Operations Analysis

An in depth operations analysis will encompass any and all issues that a firm may be dealing with, including firm profitability, management and governance, attorney productivity, partner and associate compensation, practice development, office administration, dealing with senior partners, planning for the future-you name it.

Although I am flexible depending on the circumstances, the typical methodology I have developed begins begin with a thought provoking confidential questionnaire covering all aspects of law firm operation for each of the attorneys to complete and return to me in confidence. I also review and analyze copies of all relevant firm reports and documents, such as profit and loss statements, attorney productivity and compensation histories, aged accounts receivable, copies of partnership/corporation documents, etc.

The process continues with a visit to the client’s offices for the purpose of interviewing the members of the firm and any other relevant personnel, such as an office manager/administrator. Following that visit, I provide the client with a written summary, or “word picture” of the firm, including my impressions and observations, analysis of the financial data, comparisons with other firms, etc.
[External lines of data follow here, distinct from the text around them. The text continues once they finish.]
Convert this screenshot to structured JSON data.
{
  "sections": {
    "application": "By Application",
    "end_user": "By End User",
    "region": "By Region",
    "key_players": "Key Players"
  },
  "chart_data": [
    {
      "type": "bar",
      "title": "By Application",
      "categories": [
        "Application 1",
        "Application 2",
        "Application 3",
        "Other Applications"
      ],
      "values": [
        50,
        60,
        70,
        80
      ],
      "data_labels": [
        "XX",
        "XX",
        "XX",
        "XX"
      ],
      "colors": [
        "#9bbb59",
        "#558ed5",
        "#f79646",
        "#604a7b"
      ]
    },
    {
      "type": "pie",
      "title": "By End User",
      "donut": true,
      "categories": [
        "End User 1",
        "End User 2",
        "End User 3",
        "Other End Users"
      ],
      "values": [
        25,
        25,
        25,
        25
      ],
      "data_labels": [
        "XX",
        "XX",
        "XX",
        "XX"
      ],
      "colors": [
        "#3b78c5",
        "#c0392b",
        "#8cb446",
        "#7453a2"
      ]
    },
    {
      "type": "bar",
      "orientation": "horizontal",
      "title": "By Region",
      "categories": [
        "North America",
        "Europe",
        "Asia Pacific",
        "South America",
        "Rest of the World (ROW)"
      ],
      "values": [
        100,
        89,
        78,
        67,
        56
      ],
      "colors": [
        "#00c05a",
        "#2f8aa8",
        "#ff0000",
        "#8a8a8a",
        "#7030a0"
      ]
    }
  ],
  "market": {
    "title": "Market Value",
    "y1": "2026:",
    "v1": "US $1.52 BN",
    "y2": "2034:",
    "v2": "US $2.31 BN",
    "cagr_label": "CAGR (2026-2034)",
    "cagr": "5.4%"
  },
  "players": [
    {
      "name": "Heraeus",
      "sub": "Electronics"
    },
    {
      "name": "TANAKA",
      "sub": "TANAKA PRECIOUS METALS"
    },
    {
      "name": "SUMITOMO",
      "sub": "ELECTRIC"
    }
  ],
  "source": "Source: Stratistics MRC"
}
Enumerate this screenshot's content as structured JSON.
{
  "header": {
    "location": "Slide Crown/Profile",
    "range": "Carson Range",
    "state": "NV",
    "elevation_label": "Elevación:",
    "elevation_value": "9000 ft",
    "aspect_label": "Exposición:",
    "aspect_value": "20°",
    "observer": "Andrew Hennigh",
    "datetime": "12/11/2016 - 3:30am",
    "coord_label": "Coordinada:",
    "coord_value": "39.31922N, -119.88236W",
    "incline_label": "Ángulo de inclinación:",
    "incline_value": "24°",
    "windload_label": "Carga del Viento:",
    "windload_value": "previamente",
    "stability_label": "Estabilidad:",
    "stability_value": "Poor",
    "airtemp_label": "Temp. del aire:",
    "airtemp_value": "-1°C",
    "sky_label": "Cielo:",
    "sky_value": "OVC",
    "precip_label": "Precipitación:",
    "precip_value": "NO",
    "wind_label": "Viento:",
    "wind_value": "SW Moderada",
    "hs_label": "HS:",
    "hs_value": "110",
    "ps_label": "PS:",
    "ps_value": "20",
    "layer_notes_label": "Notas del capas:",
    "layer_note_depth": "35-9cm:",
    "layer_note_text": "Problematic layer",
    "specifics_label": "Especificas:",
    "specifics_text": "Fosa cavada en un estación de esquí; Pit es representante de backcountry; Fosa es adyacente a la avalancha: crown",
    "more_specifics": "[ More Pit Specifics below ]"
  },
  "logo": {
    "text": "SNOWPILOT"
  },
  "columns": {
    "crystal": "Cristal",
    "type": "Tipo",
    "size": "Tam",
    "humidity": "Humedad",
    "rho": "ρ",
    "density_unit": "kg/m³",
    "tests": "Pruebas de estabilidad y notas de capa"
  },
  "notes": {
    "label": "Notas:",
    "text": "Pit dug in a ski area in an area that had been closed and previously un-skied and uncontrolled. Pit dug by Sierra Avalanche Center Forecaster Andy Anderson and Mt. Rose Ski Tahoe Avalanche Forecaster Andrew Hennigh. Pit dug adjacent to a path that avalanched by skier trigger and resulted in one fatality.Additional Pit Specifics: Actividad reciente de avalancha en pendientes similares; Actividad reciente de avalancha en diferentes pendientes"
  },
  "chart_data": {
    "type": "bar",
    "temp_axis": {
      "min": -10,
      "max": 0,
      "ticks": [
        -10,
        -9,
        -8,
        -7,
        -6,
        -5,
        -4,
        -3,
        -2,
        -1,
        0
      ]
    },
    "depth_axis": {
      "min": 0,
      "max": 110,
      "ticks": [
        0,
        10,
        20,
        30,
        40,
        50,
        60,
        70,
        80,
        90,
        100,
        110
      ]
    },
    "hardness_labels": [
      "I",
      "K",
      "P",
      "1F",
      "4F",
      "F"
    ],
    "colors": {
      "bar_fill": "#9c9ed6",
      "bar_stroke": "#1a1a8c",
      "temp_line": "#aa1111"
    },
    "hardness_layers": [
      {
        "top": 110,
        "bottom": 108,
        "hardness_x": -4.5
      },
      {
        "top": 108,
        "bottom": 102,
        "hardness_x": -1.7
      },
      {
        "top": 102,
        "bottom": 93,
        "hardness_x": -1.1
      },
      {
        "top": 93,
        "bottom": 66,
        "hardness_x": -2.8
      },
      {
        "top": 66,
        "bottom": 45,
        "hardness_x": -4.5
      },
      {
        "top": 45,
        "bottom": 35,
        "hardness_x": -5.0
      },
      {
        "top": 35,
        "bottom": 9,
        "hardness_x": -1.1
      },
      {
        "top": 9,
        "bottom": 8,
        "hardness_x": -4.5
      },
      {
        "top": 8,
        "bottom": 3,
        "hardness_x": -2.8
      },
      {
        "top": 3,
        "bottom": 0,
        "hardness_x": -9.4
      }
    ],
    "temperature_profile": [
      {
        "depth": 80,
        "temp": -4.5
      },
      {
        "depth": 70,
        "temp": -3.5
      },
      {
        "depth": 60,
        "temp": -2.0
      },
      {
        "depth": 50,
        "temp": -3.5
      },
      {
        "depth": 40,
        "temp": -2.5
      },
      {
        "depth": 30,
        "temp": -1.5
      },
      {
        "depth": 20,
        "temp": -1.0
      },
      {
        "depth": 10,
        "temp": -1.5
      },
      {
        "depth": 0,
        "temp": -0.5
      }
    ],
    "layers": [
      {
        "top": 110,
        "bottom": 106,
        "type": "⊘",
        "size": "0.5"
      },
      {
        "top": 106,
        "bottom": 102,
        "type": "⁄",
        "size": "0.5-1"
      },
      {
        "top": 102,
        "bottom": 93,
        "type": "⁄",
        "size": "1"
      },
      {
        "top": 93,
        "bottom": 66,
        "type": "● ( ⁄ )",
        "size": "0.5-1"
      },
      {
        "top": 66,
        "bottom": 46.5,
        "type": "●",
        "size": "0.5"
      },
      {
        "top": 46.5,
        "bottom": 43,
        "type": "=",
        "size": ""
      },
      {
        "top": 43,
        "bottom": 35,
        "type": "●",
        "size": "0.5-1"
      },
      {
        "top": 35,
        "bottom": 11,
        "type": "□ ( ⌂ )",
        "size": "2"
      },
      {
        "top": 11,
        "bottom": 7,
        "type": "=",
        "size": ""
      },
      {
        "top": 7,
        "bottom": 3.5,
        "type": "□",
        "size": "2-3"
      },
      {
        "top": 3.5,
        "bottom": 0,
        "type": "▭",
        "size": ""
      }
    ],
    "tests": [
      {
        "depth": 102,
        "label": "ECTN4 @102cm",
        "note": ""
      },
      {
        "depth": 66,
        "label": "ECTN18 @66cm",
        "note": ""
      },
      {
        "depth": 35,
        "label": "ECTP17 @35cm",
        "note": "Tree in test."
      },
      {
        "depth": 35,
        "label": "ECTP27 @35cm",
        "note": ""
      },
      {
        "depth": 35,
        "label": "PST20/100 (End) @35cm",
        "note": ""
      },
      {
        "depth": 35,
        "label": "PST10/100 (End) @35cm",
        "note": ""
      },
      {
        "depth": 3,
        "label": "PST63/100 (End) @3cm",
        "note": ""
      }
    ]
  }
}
The process I have described has proven to be very effective to identify the issues and concerns and to gather the necessary information. The final step is an exit briefing, which usually lasts a full day, at which I present and discuss my written report that contains specific recommendations on the issues identified by the review process described above. The exit meeting is typically held about 6 to 8 weeks after my visit to the client’s offices, depending upon scheduling.

I don’t indulge in boiler plate in the preparation of my reports. They are all drafted from scratch, and are tailored to the unique culture and personality of each individual client. My style is to be frank, and to call things the way I see them, and, when appropriate, I am accustomed to saying things people don’t want to hear.